はじめに、そもそも所得税とは何か、賞与とはどのような定義があるのかを確認しておこう。まずは所得税の仕組みと賞与の定義についてチェックしてほしい。
所得税とは
所得税とは、個人が1年間に得た所得に対して課される税金のこと。対象となるのは、1年間のすべての所得から所得控除を差し引いた金額だ。その金額に対し、一定の税率を掛け合わせて税額が求められる。なお、所得が多ければ多いほど税率は高くなる仕組みが採用されており、最小税率は「1,000円から1,949,000円まで」の5%、最高税率は4000万円以上」で45%になる。
源泉徴収とは
源泉徴収とは、勤務先の企業が個人の年間所得を予測して、前もって給与から所得税を差し引いておく仕組み。年末が近くなると「年末調整」により、正しい税額が決定され、多く税金を払っていた場合には還付が行われる。本来、個人で確定申告を行うが企業に所属している方の場合は、会社側が源泉徴収と年末調整によって代わりに税申告を代わりに行ってくれる。
賞与の定義
一般的に賞与は、企業の売り上げを従業員に還元する一時金のことを指す。日本では、夏と冬、期末に支給されるケースが多い。国税庁の公式サイトによると、賞与(ボーナス)以外にも以下のものも賞与と分類されている。
【賞与に含まれるもの】
・夏期手当
・年末手当
・期末手当など
賞与には、先述した所得税に加え、社会保険料・雇用保険料も課さられる。また、賞与に対する所得税率は普段の給与とは異なる点も覚えておきたい。
賞与の所得税(源泉徴収額)計算方法
では、実際に賞与の所得税の計算がどのように行われるのかを見ていこう。額面金額に対して先に社会保険料が引かれ、その金額に対し所得税が課せられる点がポイントだ。
前月の給与と扶養親族等が基準
賞与の所得税率は、社会保険料等を控除した後の「前月の給与」と「源泉控除対象配偶者および控除対象扶養親族」を基準に算出される。これらを基に、国税庁が公表している「賞与に対する源泉徴収税額の算出率の表」を照らし合わせ、最小0.000%から最大45.954%の源泉徴収額が決定される。
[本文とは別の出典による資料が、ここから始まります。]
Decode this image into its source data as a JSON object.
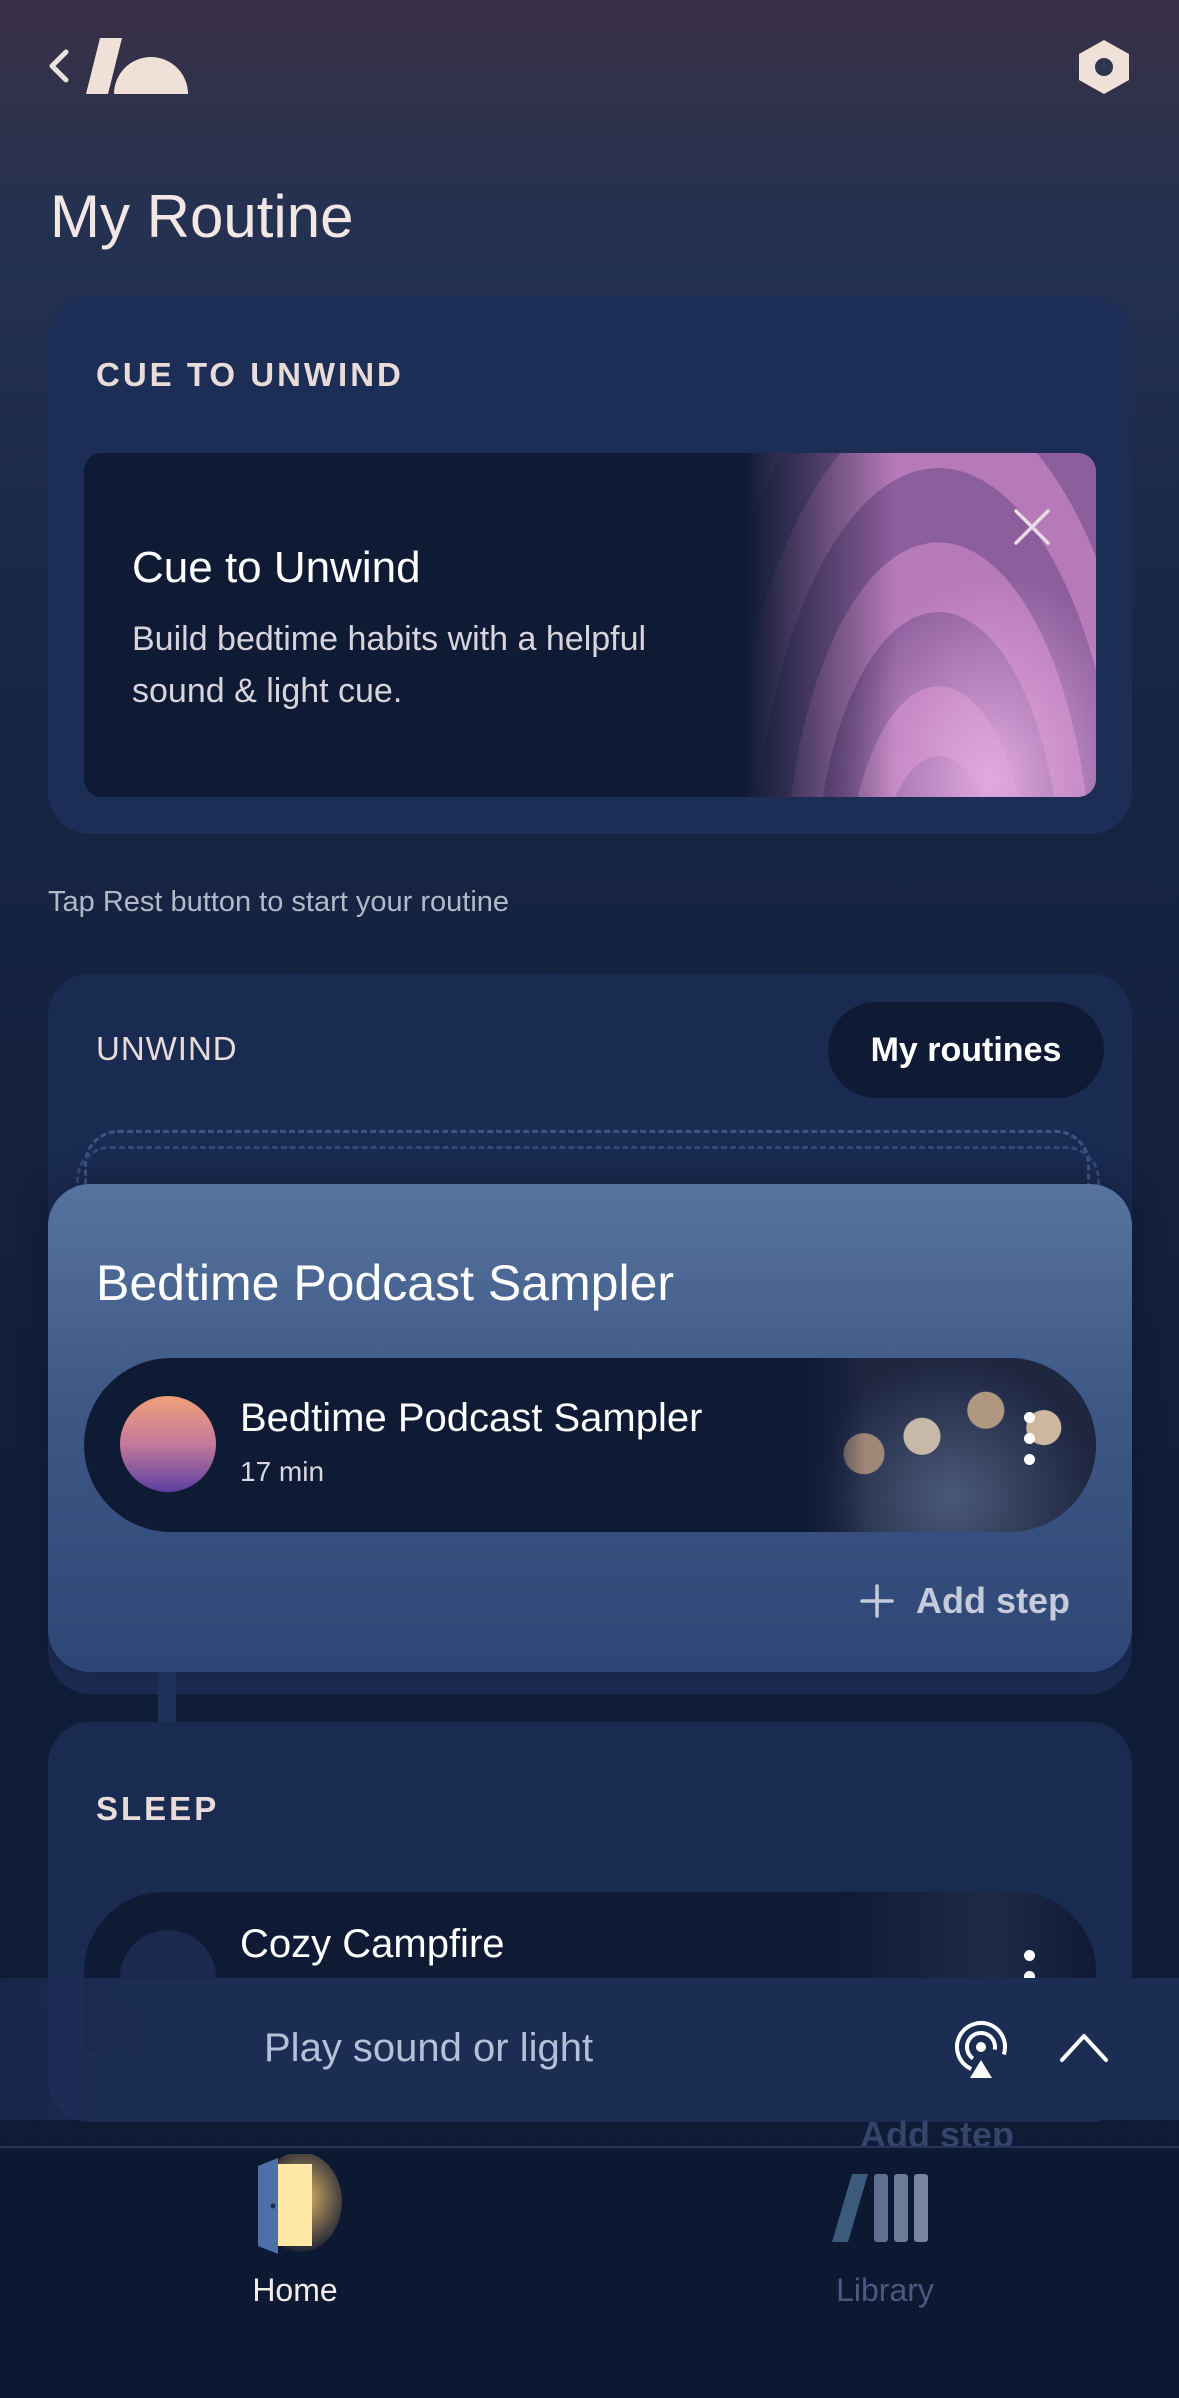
{
  "header": {
    "title": "My Routine"
  },
  "cue_section": {
    "label": "CUE TO UNWIND",
    "card_title": "Cue to Unwind",
    "card_description": "Build bedtime habits with a helpful sound & light cue."
  },
  "hint": "Tap Rest button to start your routine",
  "unwind_section": {
    "label": "UNWIND",
    "routines_button": "My routines",
    "routine_title": "Bedtime Podcast Sampler",
    "step": {
      "title": "Bedtime Podcast Sampler",
      "duration": "17 min"
    },
    "add_step": "Add step"
  },
  "sleep_section": {
    "label": "SLEEP",
    "step": {
      "title": "Cozy Campfire"
    },
    "add_step": "Add step"
  },
  "player": {
    "placeholder": "Play sound or light"
  },
  "nav": {
    "items": [
      {
        "label": "Home",
        "icon": "door-icon",
        "active": true
      },
      {
        "label": "Library",
        "icon": "library-icon",
        "active": false
      }
    ]
  },
  "colors": {
    "background": "#172545",
    "card": "#1a2b52",
    "accent_card": "#4f6a96",
    "text_primary": "#ffffff",
    "text_muted": "#b3b8c8"
  }
}
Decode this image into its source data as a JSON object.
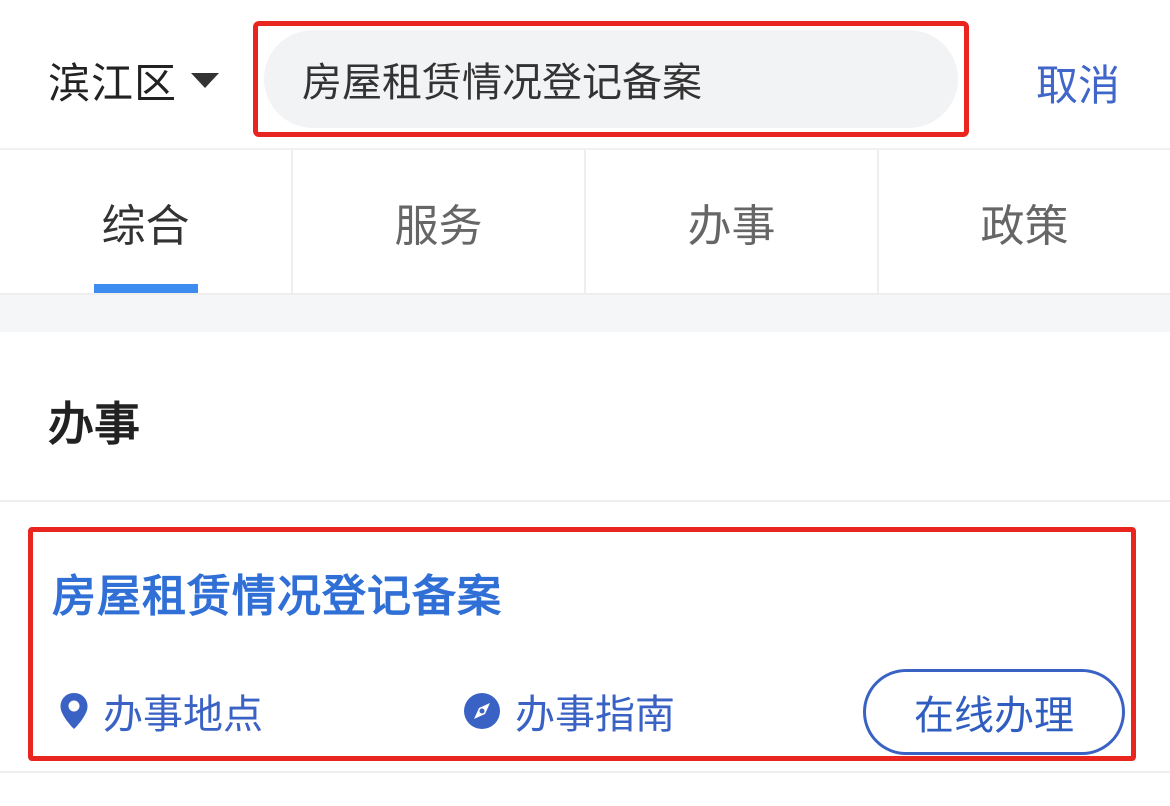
{
  "header": {
    "region": "滨江区",
    "search": {
      "value": "房屋租赁情况登记备案",
      "placeholder": ""
    },
    "cancel_label": "取消"
  },
  "tabs": [
    {
      "label": "综合",
      "active": true
    },
    {
      "label": "服务",
      "active": false
    },
    {
      "label": "办事",
      "active": false
    },
    {
      "label": "政策",
      "active": false
    }
  ],
  "section": {
    "title": "办事"
  },
  "result": {
    "title": "房屋租赁情况登记备案",
    "location_label": "办事地点",
    "guide_label": "办事指南",
    "online_label": "在线办理"
  },
  "colors": {
    "accent_blue": "#3d8cf0",
    "link_blue": "#3a62c4",
    "highlight_red": "#e8261f"
  },
  "icons": {
    "region_caret": "caret-down-icon",
    "location": "location-pin-icon",
    "guide": "compass-icon"
  }
}
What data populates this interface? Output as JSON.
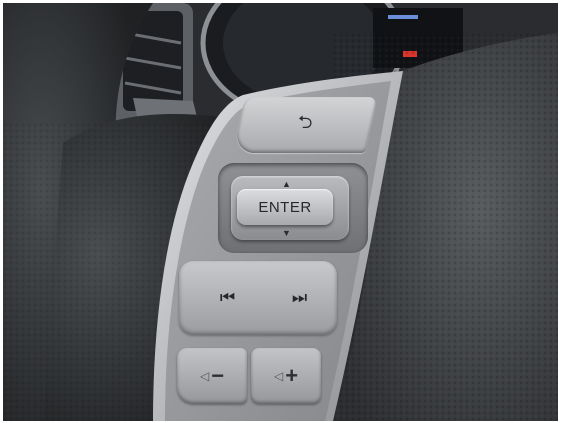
{
  "buttons": {
    "back_icon": "⮌",
    "enter_label": "ENTER",
    "up_arrow": "▲",
    "down_arrow": "▼",
    "prev_icon": "⏮",
    "next_icon": "⏭",
    "volume_down_icon": "◁",
    "volume_down_sign": "−",
    "volume_up_icon": "◁",
    "volume_up_sign": "+"
  },
  "colors": {
    "leather": "#3a3d40",
    "trim_silver": "#c9cacc",
    "button_face": "#b9bbbe",
    "dash_dark": "#1c1e21"
  }
}
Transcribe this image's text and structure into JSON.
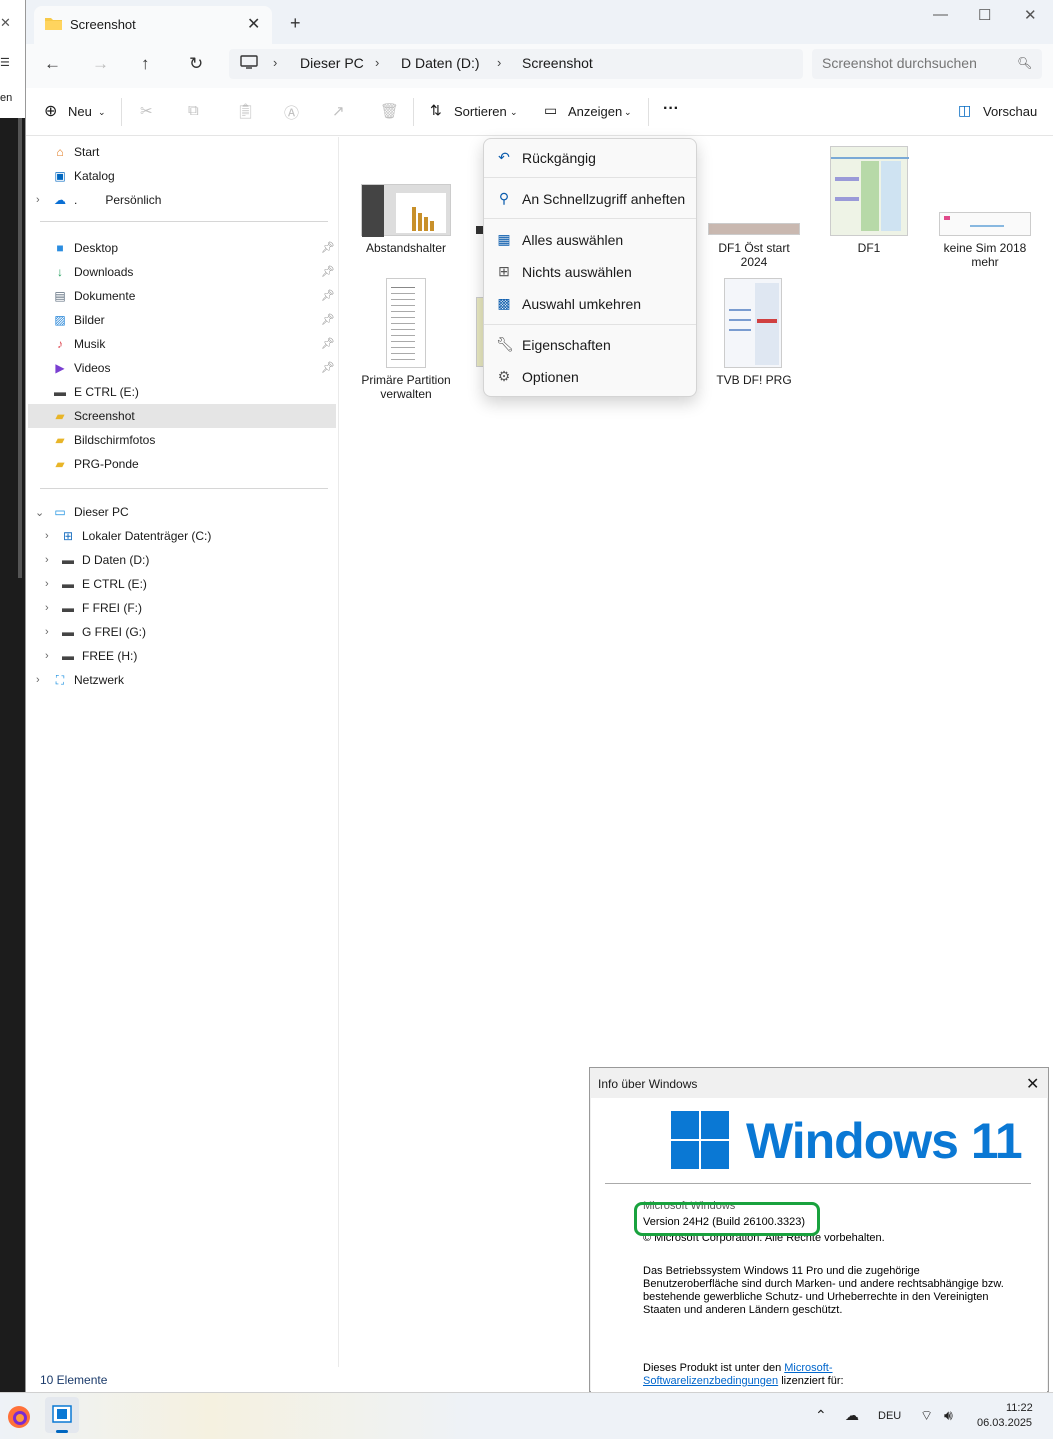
{
  "background": {
    "left_label": "en"
  },
  "window": {
    "tab_title": "Screenshot",
    "colors": {
      "accent": "#0067c0",
      "folder": "#f7c948"
    }
  },
  "address": {
    "crumbs": [
      "Dieser PC",
      "D Daten  (D:)",
      "Screenshot"
    ]
  },
  "search": {
    "placeholder": "Screenshot durchsuchen"
  },
  "toolbar": {
    "new_label": "Neu",
    "sort_label": "Sortieren",
    "view_label": "Anzeigen",
    "more_label": "···",
    "preview_label": "Vorschau"
  },
  "sidebar": {
    "top": [
      {
        "label": "Start"
      },
      {
        "label": "Katalog"
      },
      {
        "label": "Persönlich",
        "prefix": "."
      }
    ],
    "quick": [
      {
        "label": "Desktop"
      },
      {
        "label": "Downloads"
      },
      {
        "label": "Dokumente"
      },
      {
        "label": "Bilder"
      },
      {
        "label": "Musik"
      },
      {
        "label": "Videos"
      },
      {
        "label": "E CTRL (E:)"
      },
      {
        "label": "Screenshot"
      },
      {
        "label": "Bildschirmfotos"
      },
      {
        "label": "PRG-Ponde"
      }
    ],
    "pc_label": "Dieser PC",
    "drives": [
      {
        "label": "Lokaler Datenträger (C:)"
      },
      {
        "label": "D Daten  (D:)"
      },
      {
        "label": "E CTRL (E:)"
      },
      {
        "label": "F FREI (F:)"
      },
      {
        "label": "G FREI (G:)"
      },
      {
        "label": "FREE (H:)"
      }
    ],
    "network_label": "Netzwerk"
  },
  "files": [
    {
      "name": "Abstandshalter"
    },
    {
      "name": "DF1 Öst start 2024"
    },
    {
      "name": "DF1"
    },
    {
      "name": "keine Sim 2018 mehr"
    },
    {
      "name": "Primäre Partition verwalten"
    },
    {
      "name": "TVB DF! PRG"
    }
  ],
  "context_menu": {
    "undo": "Rückgängig",
    "pin": "An Schnellzugriff anheften",
    "select_all": "Alles auswählen",
    "select_none": "Nichts auswählen",
    "invert": "Auswahl umkehren",
    "properties": "Eigenschaften",
    "options": "Optionen"
  },
  "status": {
    "count": "10 Elemente"
  },
  "about": {
    "title": "Info über Windows",
    "product": "Windows 11",
    "line1": "Microsoft Windows",
    "version": "Version 24H2 (Build 26100.3323)",
    "copyright": "© Microsoft Corporation. Alle Rechte vorbehalten.",
    "body1": "Das Betriebssystem Windows 11 Pro und die zugehörige",
    "body2": "Benutzeroberfläche sind durch Marken- und andere rechtsabhängige bzw.",
    "body3": "bestehende gewerbliche Schutz- und Urheberrechte in den Vereinigten",
    "body4": "Staaten und anderen Ländern geschützt.",
    "license_prefix": "Dieses Produkt ist unter den",
    "license_link1": "Microsoft-",
    "license_link2": "Softwarelizenzbedingungen",
    "license_suffix": "lizenziert für:"
  },
  "taskbar": {
    "lang": "DEU",
    "time": "11:22",
    "date": "06.03.2025"
  }
}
参考:国税庁「賞与に対する源泉徴収税額の算出率の表」
所得税計算の具体例
例えば、前月の給与(社会保険料等を控除した金額)が42.2万から45.5万円で扶養家族が1名の場合は、支給される賞与に対し14.294%が源泉徴収される。一方、不要人数が0人の場合、前月の給与が42.6万から52万円の場合、賞与から源泉徴収される額は16.336%だ。
賞与が50万円だった場合、前者は「50万円×0.14294=71,470円」が、後者は「50万円×0.16336=81,680円」が所得税額となる。そのため、同じ賞与額だったとしても、人によって源泉徴収される金額、つまり手取り金額は異なることがわかる。
さらに復興特別所得税も加算
所得税の計算方法は先述した通りだが、賞与には給与と同様に東日本大震災からの復興を目的とした「復興特別所得税」も加算される。復興特別所得税の税率は「基準所得税額×2.1%」。先ほどの例でいえば、前者で「71,470円×0.021=1,500円(端数切り捨て)」、後者で「81,680円×0.021=1,715円(端数切り捨て)」が復興特別所得税として差し引かれる。復興特別所得税は、「所得に対して2.1%」ではなく「所得税額に対して2.1%」と覚えておこう。
その他、賞与から差し引かれる項目
賞与にかかる所得税は、ここまで説明してきた通り。しかし、賞与からは先に以下の金額(保険料)が差し引かれる。
【賞与から差し引かれる項目】
・健康保険料
・厚生年金保険料
・雇用保険料
・(40歳以上の方)介護保険料
額面50万円の賞与支給の場合、これらの保険料が差し引かれた金額に対し、先に説明した計算方法により所得税、復興特別所得税が計算される。